Carnell Professor of
Materials Physics of Electronic and Photonic Thin Films
My research interest is in the materials physics underlying the applications of oxide and boride thin films, in particular thin films at the nanoscale. Metal oxides are a class of materials that have a wide variety of novel properties such as superconductivity, ferroelectricity, colossal magneto-resistivity, multiferroicity, etc. Similarly, borides display a variety of interesting magnetic, transport, and structural properties. My research focuses on the understanding of fundamental electrical, optical, and magnetic properties of thin film metal oxides and borides and the effects of structural and interfacial properties on them. Since these properties depend critically on the crystallinity of the materials, fabrication of high quality epitaxial thin films is an important part of my research activities. In my lab, Pulsed Laser Deposition is used to fabricate oxide thin films and heterostructures. A Hybrid Physical-Chemical Vapor Deposition (HPCVD) technique has been developed to deposit epitaxial magnesium diboride and other boride thin films. Thermal evaporation and sputtering are also routinely used in my research.

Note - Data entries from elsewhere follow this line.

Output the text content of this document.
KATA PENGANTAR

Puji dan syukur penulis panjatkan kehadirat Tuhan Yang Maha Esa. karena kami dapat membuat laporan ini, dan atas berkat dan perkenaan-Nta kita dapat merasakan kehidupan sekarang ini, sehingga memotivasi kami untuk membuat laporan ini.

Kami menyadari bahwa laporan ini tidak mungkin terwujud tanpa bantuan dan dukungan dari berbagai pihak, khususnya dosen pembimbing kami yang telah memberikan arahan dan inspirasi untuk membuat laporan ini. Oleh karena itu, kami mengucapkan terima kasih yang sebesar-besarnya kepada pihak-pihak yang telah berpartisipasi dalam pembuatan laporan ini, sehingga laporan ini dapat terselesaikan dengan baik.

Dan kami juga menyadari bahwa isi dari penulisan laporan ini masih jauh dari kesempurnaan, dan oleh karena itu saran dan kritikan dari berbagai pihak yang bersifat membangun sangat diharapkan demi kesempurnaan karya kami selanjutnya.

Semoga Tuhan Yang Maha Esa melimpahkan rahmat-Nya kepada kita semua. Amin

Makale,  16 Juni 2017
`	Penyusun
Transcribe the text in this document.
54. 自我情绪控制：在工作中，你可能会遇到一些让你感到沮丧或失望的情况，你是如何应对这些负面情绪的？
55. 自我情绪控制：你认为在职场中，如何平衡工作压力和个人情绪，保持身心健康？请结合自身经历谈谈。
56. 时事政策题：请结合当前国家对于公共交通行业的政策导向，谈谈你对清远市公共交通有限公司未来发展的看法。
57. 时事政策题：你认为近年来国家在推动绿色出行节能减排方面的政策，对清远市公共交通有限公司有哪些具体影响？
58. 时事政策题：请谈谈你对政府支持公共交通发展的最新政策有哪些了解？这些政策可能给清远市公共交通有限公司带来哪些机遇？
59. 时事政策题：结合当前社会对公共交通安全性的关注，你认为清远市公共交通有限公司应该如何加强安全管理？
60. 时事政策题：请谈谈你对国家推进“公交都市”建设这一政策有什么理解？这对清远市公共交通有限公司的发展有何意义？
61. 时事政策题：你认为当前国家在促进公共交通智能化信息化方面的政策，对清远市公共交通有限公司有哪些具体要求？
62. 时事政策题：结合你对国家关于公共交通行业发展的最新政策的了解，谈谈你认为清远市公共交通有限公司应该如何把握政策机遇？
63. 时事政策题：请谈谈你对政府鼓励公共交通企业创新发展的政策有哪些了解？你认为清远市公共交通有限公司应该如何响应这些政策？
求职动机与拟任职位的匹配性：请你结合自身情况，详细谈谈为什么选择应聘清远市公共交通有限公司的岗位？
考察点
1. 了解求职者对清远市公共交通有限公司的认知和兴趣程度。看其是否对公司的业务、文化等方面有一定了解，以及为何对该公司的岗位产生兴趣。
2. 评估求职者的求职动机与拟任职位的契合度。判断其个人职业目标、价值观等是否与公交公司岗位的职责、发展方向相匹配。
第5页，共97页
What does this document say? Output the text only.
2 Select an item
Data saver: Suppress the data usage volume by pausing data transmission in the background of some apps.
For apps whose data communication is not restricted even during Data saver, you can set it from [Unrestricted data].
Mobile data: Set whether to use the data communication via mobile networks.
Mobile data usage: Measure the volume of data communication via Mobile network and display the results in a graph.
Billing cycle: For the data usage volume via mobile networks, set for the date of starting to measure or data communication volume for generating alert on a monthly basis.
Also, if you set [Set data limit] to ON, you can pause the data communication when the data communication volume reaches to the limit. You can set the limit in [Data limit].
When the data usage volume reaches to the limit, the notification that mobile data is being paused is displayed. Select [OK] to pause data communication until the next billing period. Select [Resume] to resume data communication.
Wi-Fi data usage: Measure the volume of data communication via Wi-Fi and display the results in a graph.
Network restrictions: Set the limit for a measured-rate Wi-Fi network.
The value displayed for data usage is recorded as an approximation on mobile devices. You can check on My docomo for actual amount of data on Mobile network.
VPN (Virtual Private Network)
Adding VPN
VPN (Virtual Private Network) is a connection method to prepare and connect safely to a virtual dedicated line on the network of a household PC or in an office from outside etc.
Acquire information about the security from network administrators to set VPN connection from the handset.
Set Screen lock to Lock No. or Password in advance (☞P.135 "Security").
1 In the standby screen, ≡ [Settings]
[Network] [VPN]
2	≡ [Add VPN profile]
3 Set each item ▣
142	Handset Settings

1. Lattice dynamics in nanoscale ferroelectric and multiferroic thin films and heterostructures. Lattice dynamics, in particular the soft mode behavior, is essential for the properties of ferroelectrics. In our research, we use Raman scattering to measure phonons in ferroelectric and multiferroic thin films and heterostructures, with an emphasis on the nanoscale structures. The past achievements include the discoveries of higher soft-mode frequency in ferroelectric thin films than in bulk crystals, the symmetry breaking in thin films due to defects, and the dramatic effect of epitaxial strain on ferroelectric phase transitions. Our recent groundbreaking work on UV Raman scattering in nanoscaled ferroelectric superlattices shows stunning results of ferroelectricity in one-unit-cell thick layers and tuning of Tc by ~500 K.
2. Multi-band superconductor MgB2. The multi-band nature of MgB2 offer unique opportunities to discover new physical phenomena not available in single-band superconductors, and MgB2 also holds great promises for superconducting digital circuits, for high-field magnets such as in Magnetic Resonance Imaging systems, and for superconducting RF cavities used in accelerators. We have developed the HPCVD technique which deposits in situ high quality epitaxial MgB2 thin films. The films are very clean and the tensile strain in the films leads to higher-than-bulk Tc values. The HPCVD technique also allows doping of the clean films in a controlled manner, resulting in record-high upper critical field Hc2 of over 60 T. We have made MgB2 Josephson junctions that operate well above 30 K.
3. Oxide thermoelectric materials. Thermoelectric materials can be used to make energy conversion devices that generate power from thermal sources. In recent years, oxides, in particular layered cobaltates, have been actively studied as a new type of thermoelectric materials. The layered structure in these cobaltates offers a possibility to independently manipulate Seebeck coefficient, conductivity, and thermal conductivity to optimize the figure of merit ZT. Further, these oxides are inherently stable at high temperatures in air, making them very attractive for high temperature applications. We are actively investigating thin film oxide thermoelectric materials with an emphasis on significantly improving the current thermoelectric performances of oxides.